At about the same time, we managed to find a music festival in Wisconsin that was advertising an appearance by KISS. Rock Fest in Cadott, Wis., says KISS will be playing a gig there on July 20, two days after the supposed Brandon show, and a date that matched up with a non-existent “Cadot, MB” that appeared on Simmons’ site.
As the Metro story began to grow like wildfire online, we decided that the Cadot/Cadott show confirmed the general legitimacy of the list.
So, at about 8:45 a.m., we posted a short, six-paragraph story that told what we knew, and importantly, how we knew it.
“Brandon might be getting another large rock show,” we wrote. “A list of concert dates posted to KISS frontman Gene Simmon’s website includes Brandon as a July 18 stop.”
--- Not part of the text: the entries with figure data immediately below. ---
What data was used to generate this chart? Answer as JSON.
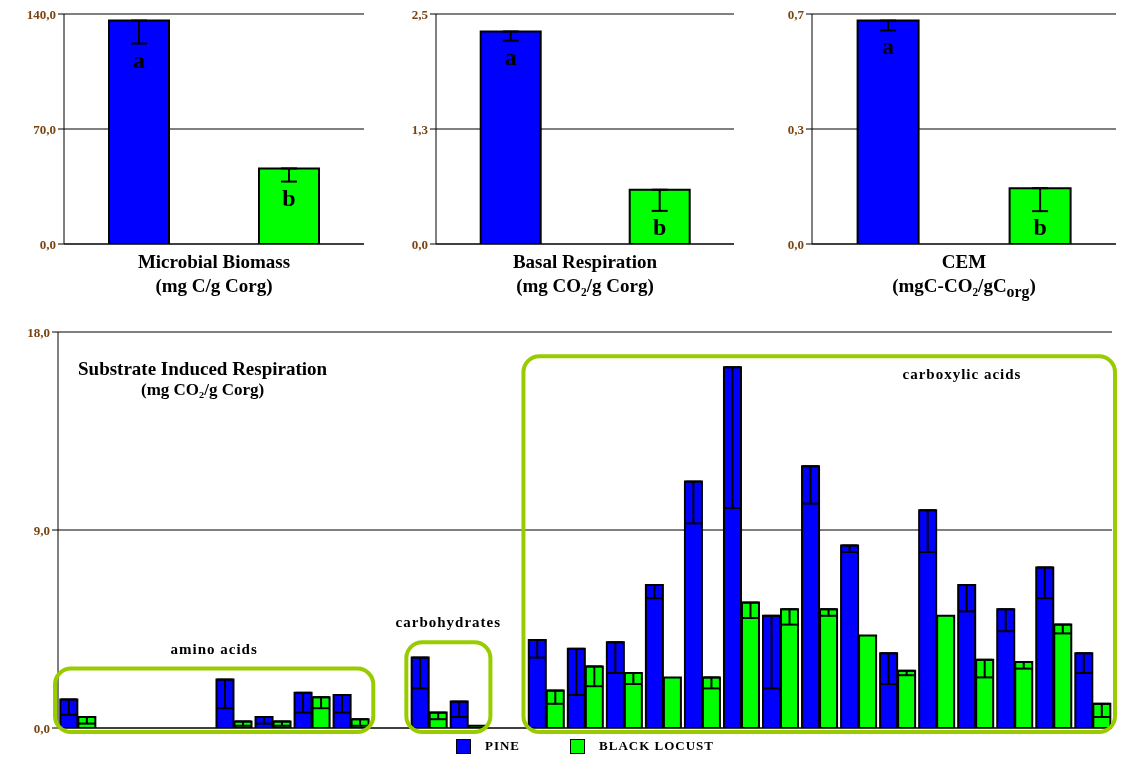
{
  "chart_data": [
    {
      "type": "bar",
      "xlabel": "Microbial Biomass\n(mg C/g Corg)",
      "categories": [
        null,
        null
      ],
      "values": [
        136,
        46
      ],
      "colors": [
        "#0000ff",
        "#00ff00"
      ],
      "errors": [
        [
          122,
          136
        ],
        [
          38,
          46
        ]
      ],
      "value_labels": [
        "a",
        "b"
      ],
      "ylim": [
        0,
        140
      ],
      "yticks": [
        {
          "value": 0,
          "label": "0,0"
        },
        {
          "value": 70,
          "label": "70,0"
        },
        {
          "value": 140,
          "label": "140,0"
        }
      ],
      "grid": "y"
    },
    {
      "type": "bar",
      "xlabel": "Basal Respiration\n(mg CO₂/g Corg)",
      "categories": [
        null,
        null
      ],
      "values": [
        2.31,
        0.59
      ],
      "colors": [
        "#0000ff",
        "#00ff00"
      ],
      "errors": [
        [
          2.21,
          2.31
        ],
        [
          0.36,
          0.59
        ]
      ],
      "value_labels": [
        "a",
        "b"
      ],
      "ylim": [
        0,
        2.5
      ],
      "yticks": [
        {
          "value": 0,
          "label": "0,0"
        },
        {
          "value": 1.25,
          "label": "1,3"
        },
        {
          "value": 2.5,
          "label": "2,5"
        }
      ],
      "grid": "y"
    },
    {
      "type": "bar",
      "xlabel": "CEM\n(mgC-CO₂/gC$_{org}$)",
      "categories": [
        null,
        null
      ],
      "values": [
        0.68,
        0.17
      ],
      "colors": [
        "#0000ff",
        "#00ff00"
      ],
      "errors": [
        [
          0.65,
          0.68
        ],
        [
          0.1,
          0.17
        ]
      ],
      "value_labels": [
        "a",
        "b"
      ],
      "ylim": [
        0,
        0.7
      ],
      "yticks": [
        {
          "value": 0,
          "label": "0,0"
        },
        {
          "value": 0.35,
          "label": "0,3"
        },
        {
          "value": 0.7,
          "label": "0,7"
        }
      ],
      "grid": "y"
    },
    {
      "type": "bar",
      "title": "Substrate Induced Respiration",
      "subtitle": "(mg CO₂/g Corg)",
      "categories": [
        null,
        null,
        null,
        null,
        null,
        null,
        null,
        null,
        null,
        null,
        null,
        null,
        null,
        null,
        null,
        null,
        null,
        null,
        null,
        null,
        null,
        null,
        null,
        null,
        null,
        null,
        null
      ],
      "series": [
        {
          "name": "PINE",
          "color": "#0000ff",
          "values": [
            1.3,
            null,
            null,
            null,
            2.2,
            0.5,
            1.6,
            1.5,
            null,
            3.2,
            1.2,
            null,
            4.0,
            3.6,
            3.9,
            6.5,
            11.2,
            16.4,
            5.1,
            11.9,
            8.3,
            3.4,
            9.9,
            6.5,
            5.4,
            7.3,
            3.4
          ],
          "errors": [
            [
              0.6,
              1.3
            ],
            null,
            null,
            null,
            [
              0.9,
              2.2
            ],
            [
              0.2,
              0.5
            ],
            [
              0.7,
              1.6
            ],
            [
              0.7,
              1.5
            ],
            null,
            [
              1.8,
              3.2
            ],
            [
              0.5,
              1.2
            ],
            null,
            [
              3.2,
              4.0
            ],
            [
              1.5,
              3.6
            ],
            [
              2.5,
              3.9
            ],
            [
              5.9,
              6.5
            ],
            [
              9.3,
              11.2
            ],
            [
              10.0,
              16.4
            ],
            [
              1.8,
              5.1
            ],
            [
              10.2,
              11.9
            ],
            [
              8.0,
              8.3
            ],
            [
              2.0,
              3.4
            ],
            [
              8.0,
              9.9
            ],
            [
              5.3,
              6.5
            ],
            [
              4.4,
              5.4
            ],
            [
              5.9,
              7.3
            ],
            [
              2.5,
              3.4
            ]
          ]
        },
        {
          "name": "BLACK LOCUST",
          "color": "#00ff00",
          "values": [
            0.5,
            null,
            null,
            null,
            0.3,
            0.3,
            1.4,
            0.4,
            null,
            0.7,
            0.1,
            null,
            1.7,
            2.8,
            2.5,
            2.3,
            2.3,
            5.7,
            5.4,
            5.4,
            4.2,
            2.6,
            5.1,
            3.1,
            3.0,
            4.7,
            1.1
          ],
          "errors": [
            [
              0.2,
              0.5
            ],
            null,
            null,
            null,
            [
              0.1,
              0.3
            ],
            [
              0.1,
              0.3
            ],
            [
              0.9,
              1.4
            ],
            [
              0.1,
              0.4
            ],
            null,
            [
              0.4,
              0.7
            ],
            null,
            null,
            [
              1.1,
              1.7
            ],
            [
              1.9,
              2.8
            ],
            [
              2.0,
              2.5
            ],
            null,
            [
              1.8,
              2.3
            ],
            [
              5.0,
              5.7
            ],
            [
              4.7,
              5.4
            ],
            [
              5.1,
              5.4
            ],
            null,
            [
              2.4,
              2.6
            ],
            null,
            [
              2.3,
              3.1
            ],
            [
              2.7,
              3.0
            ],
            [
              4.3,
              4.7
            ],
            [
              0.5,
              1.1
            ]
          ]
        }
      ],
      "ylim": [
        0,
        18
      ],
      "yticks": [
        {
          "value": 0,
          "label": "0,0"
        },
        {
          "value": 9,
          "label": "9,0"
        },
        {
          "value": 18,
          "label": "18,0"
        }
      ],
      "grid": "y",
      "legend": "bottom",
      "annotations": [
        "amino acids",
        "carbohydrates",
        "carboxylic acids"
      ]
    }
  ]
}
We were careful to indicate that it wasn’t a for-sure thing.
“There’s no confirmation of the date,” we wrote, “although the list links to the official KISS website, that site doesn’t show tour dates past June.”
In retrospect, our headline to the story was a little strong: “Gene Simmons and crew coming to give Brandon a KISS” would have been better with a question mark at the end. We were more careful in our posting to Facebook and Twitter, when we said “Tour list shows KISS in Brandon this July.”
As dozens of people commented, shared and retweeted our original story, we continued to work the local angle.
The obvious locale for such a big show would be the Keystone Centre. But Keystone general manager Neil Thomson told us point-blank that he had “nothing to report on KISS.”
No other promoters or concert locations we contacted had information, either. Tour industry websites began to come up blank.
All the other reports of Canadian KISS concerts seemed to be based on that same, singular list from Simmons’ website.
And then, mid-afternoon, the rumour was given the KISS of death: the list was altered on Simmons’ site and anything past June was scrubbed off.
Immediately, we put up a new story, saying that our local reporting had been unable to turn up anything and noting that Simmons’ list had been withdrawn. We also updated the original story as well as our original Facebook post.
With acts like the Tragically Hip and Heart passing through Brandon, a show from KISS isn’t out of the question, and we still think it’s possible that the band may have been pencilled in — but not confirmed — by someone.
In the meantime, though, our online readers got to see a story unfold as it developed.
As more news breaks first online, our readers rightly demand that we report it as quickly as possible. But it can be tricky to balance our need to be accurate with our need to be current.
Aside from this editorial, nothing about KISS appeared in the print edition. A newspaper, printing once per day, has the benefit of time. That’s an advantage when we need to work both sides of a story, wait for consequences to unfold, or confirm a rumour.
In the online world, our advantage is speed. Unfortunately, those two advantages are mutually incompatible. The fastest information is never the best information.
Luckily, online information can be added to — or subtracted from — just as quickly and easily as it is posted in the first place.
As we continue to bring you the best-possible information as quickly as possible, we’ll also continue trying to strike the best possible balance in our coverage.
But as anyone trying to keep their balance knows, sometimes that means leaning one way before tipping the other.